Однако еще раньше, чем к книгам, я проявил интерес к изобразительному искусству. Сколько себя помню, я обожал рисовать, а смотреть картинки было моим излюбленным занятием. Впрочем, это, пожалуй, свойственно почти всем детям. Ведь еще не научившись читать, книжки они именно рассматривают.
Помню, например, как ярко любовь к «картинкам» проявилась у моей дочери. Когда ей было от двух до пяти лет и мы с ней гуляли по улицам города, девочку не интересовали ни автомашины, ни трамваи, ни лошади, ни собаки, ни тем более люди. Зато у каждой витрины, украшенной какой-нибудь картинкой, она застывала надолго, и оторвать ее от созерцания именно изображений, а не самой натуры стоило больших трудов.

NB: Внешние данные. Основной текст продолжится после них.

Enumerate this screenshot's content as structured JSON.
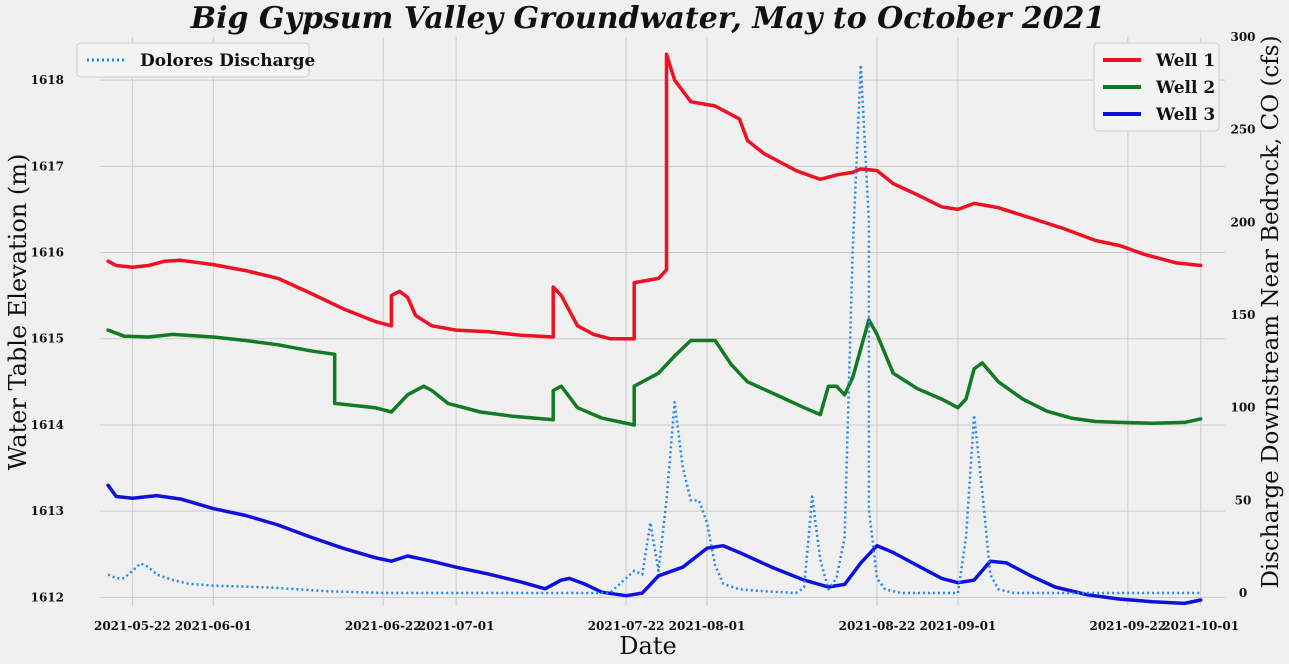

С первых классов школы я разрисовывал тетради и учебники. Став чуть постарше, я пытался перерисовывать картины и рисунки великих мастеров, особенно меня интересовала обнаженная натура. Помню, как мама, обнаружив у меня несколько «ню» собственного «изготовления», очень обеспокоилась и долго об этом шепталась с папой. А ведь это была всего лишь невинная попытка срисовать работы Ренуара, в чью живопись я был тогда влюблен! Беспокойство мамы, впрочем, вскоре прошло, потому что мои бумаги заполнились множеством карикатур, какими-то рожицами, руками, ногами и другими частями тела, а также предметами — жалкими попытками создания натюрмортов.
Но следующее мое увлечение повергло маму в полный ужас: начались рисунки танков, пушек, самолетов, ружей, сабель, солдат в погонах и тому подобного. То, что в раннем детстве я хотел быть пожарным, а затем милиционером, родителей не тревожило, а вызывало лишь снисходительную улыбку. Но в рисунках они увидели явные милитаристские наклонности, и это было принято почему-то всерьез — вероятно, потому, что уж очень не вязалось мое новое увлечение с мамиными, да и папиными пристрастиями и мироощущением. Это было воспринято даже с большей тревогой, чем обнаженная натура, но я вскоре, к радости родителей, «исправился» и вернулся к рисованию мирной жизни.